Aplicando una ternura inteligente pueden cerrarse heridas a nivel familiar, pueden pensarse mejor las relaciones laborales para minimizar los conflictos y puede aminorarse la beligerancia social
Me ha impactado la expresión que utilizó el papa Francisco en Cuba: “la revolución de la ternura”. Si no entendí mal, lo que venía a decir es que lo verdaderamente revolucionario en Cuba y en todas partes es que nos queramos unos a otros y no tengamos miedo de expresarlo así.
No sé por qué al escuchar esa expresión vinieron a mi memoria los ensayos de algunos de mis alumnos del pasado curso a los que pedí que escribieran sobre su vida familiar. Quedaron en mi memoria un puñado de ellos en los que con dolor hablaban de gritos, incomprensión, mal genio, discusiones, malentendidos, clamorosos silencios, etc., y toda la retahíla de conductas desafortunadas que con frecuencia afligen a tantas familias. Como escribe León Tolstoi en el arranque de su maravillosa novela Anna Karenina: “Todas las familias felices se parecen, mientras que cada familia infeliz es infeliz a su propia manera”.
Si volvemos ahora la vista al espacio laboral, cuánta violencia, abuso y mobbing encontramos por doquier y a todos los niveles: incluso algunos defienden una lamentable competitividad entre las personas −más o menos solapada bajo formas de control− con el torpe argumento de que en el ámbito empresarial “o comes o eres comido”.
Y qué decir del ámbito social donde vemos a diario las descalificaciones e insultos de políticos de todo signo y donde tan a menudo nos encontramos en tantos espacios con relaciones interpersonales marcadas por la mutua agresividad: desde algunas comunidades de vecinos hasta las reclamaciones legítimas de tantas personas, pasando por las penosas discusiones entre divorciados por la custodia de sus hijos. Quizá tenga un carácter anecdótico o circunstancial, pero me impresionaron los gritos desaforados y las terribles miradas de odio que se cruzaban entre sí los defensores y los oponentes del lamentable “Toro de la Vega” de Tordesillas: solo por eso sería ya suficiente para eliminar ese evento de origen medieval.
Pues bien, decir que la ternura es revolucionaria no significa que a base de besos y de caricias puedan resolverse todos los problemas, pero sí, de alguna manera, que aquellos que más nos afectan tienen de ordinario que ver con nuestra relación con quienes tenemos a nuestro lado, nuestros próximos, parientes, colegas, vecinos. Y en estos casos, aplicando una ternura inteligente pueden cerrarse heridas a nivel familiar, pueden pensarse mejor las relaciones laborales para minimizar los conflictos y puede aminorarse la beligerancia social. Nos enternecemos porque amamos y la revolución de la ternura se nutre del amor. Fue conmovedor el discurso del papa Francisco en Filadelfia, hablando de la familia, cuando, ante la ingenua pregunta de un niño: “¿Qué hacía Dios antes de crear al mundo?”, tuvo que improvisar una respuesta: “Antes de crear al mundo… Dios amaba”.

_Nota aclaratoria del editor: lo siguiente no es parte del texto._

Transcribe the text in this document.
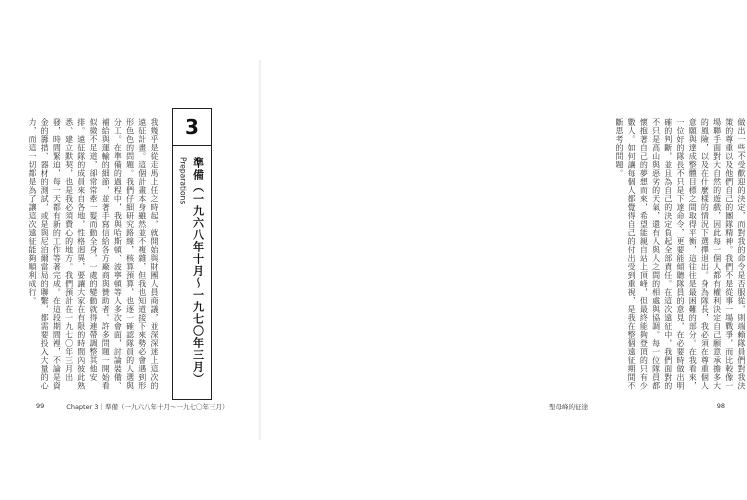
我幾乎是從走馬上任之時起，就開始與財團人員商議，並深深迷上這次的遠征計畫。這個計畫本身雖然並不複雜，但我也知道接下來勢必會遇到形形色色的問題。我們仔細研究路線，核算預算，也逐一確認隊員的人選與分工。在準備的過程中，我與哈斯頓、波寧頓等人多次會面，討論裝備、補給與運輸的細節，並著手寫信給各方廠商與贊助者。許多問題一開始看似微不足道，卻常常牽一髮而動全身，一處的變動就得連帶調整其他安排。遠征隊的成員來自各地，性格迥異，要讓大家在有限的時間內彼此熟悉、建立默契，也是我必須費心的地方。我們預計在一九七〇年三月出發，時間緊迫，每一天都有新的工作等著完成。在這段期間裡，不論是資金的籌措、器材的測試，或是與尼泊爾當局的聯繫，都需要投入大量的心力，而這一切都是為了讓這次遠征能夠順利成行。	3
準備（一九六八年十月～一九七〇年三月）
Preparations
99	Chapter 3｜準備（一九六八年十月～一九七〇年三月）
做出一些不受歡迎的決定，而對我的命令是否服從，則端賴隊員們對我決策的尊重以及他們自己的團隊精神。我們不是從事一場戰爭，而比較像一場聯手面對大自然的遊戲，因此每一個人都有權利決定自己願意承擔多大的風險，以及在什麼樣的情況下選擇退出。身為隊長，我必須在尊重個人意願與達成整體目標之間取得平衡，這往往是最困難的部分。在我看來，一位好的隊長不只是下達命令，更要能傾聽隊員的意見，在必要時做出明確的判斷，並且為自己的決定負起全部責任。在這次遠征中，我們面對的不只是高山與惡劣的天氣，還有人與人之間的相處與協調。每一位隊員都懷抱著自己的夢想而來，希望能親自站上頂峰，但最終能夠登頂的只有少數人。如何讓每個人都覺得自己的付出受到重視，是我在整個遠征期間不斷思考的問題。
聖母峰的征途	98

Venía a mi memoria la intuición central del pensador y educador norteamericano John Dewey, que tanta influencia ha tenido a lo largo del siglo XX en la reforma de la enseñanza hacia su democratización. Como me explicaba en una ocasión el profesor de Harvard, Hilary Putnam, la intuición central de Dewey fue la de que la aplicación de la inteligencia a los problemas morales es en sí misma una obligación moral. Esto es, la misma razón humana que con tanto éxito se ha aplicado en las más diversas ramas científicas −desde la física atómica hasta la medicina más sofisticada− ha de aplicarse también en arrojar luz sobre los problemas morales, sobre la mejor manera de organizar la convivencia social.
En este sentido, me gusta decir que la ternura es revolucionaria si es inteligente, esto es, si se aplica con cabeza y decididamente a la resolución de las dificultades que se plantean en los espacios de convivencia humana. La ternura inteligente se alimenta, por supuesto, del respeto a las personas, a sus diferencias y del amor a la libertad.
A veces se desprecia la ternura como una conducta propia de personalidades débiles, pero en realidad tratar con ternura a los demás requiere de ordinario una gran fortaleza personal. Es necesario en muchas circunstancias aprender a pedir perdón, a decir “lo siento, me equivoqué”, “no lo haré más”, y −como enseña el papa Francisco− exige también emplear muchas veces esas otras dos expresiones tan típicas del cariño: “gracias” y “por favor”. También la sonrisa amable y la escucha paciente son formas de la ternura.
Estoy persuadido de que la ternura es verdaderamente revolucionaria si no tenemos miedo a querernos y a expresarnos adecuadamente ese cariño, y si además la aplicamos con inteligencia para lograr así cauterizar las heridas que torpemente tantas veces nos hemos infligido unos a otros.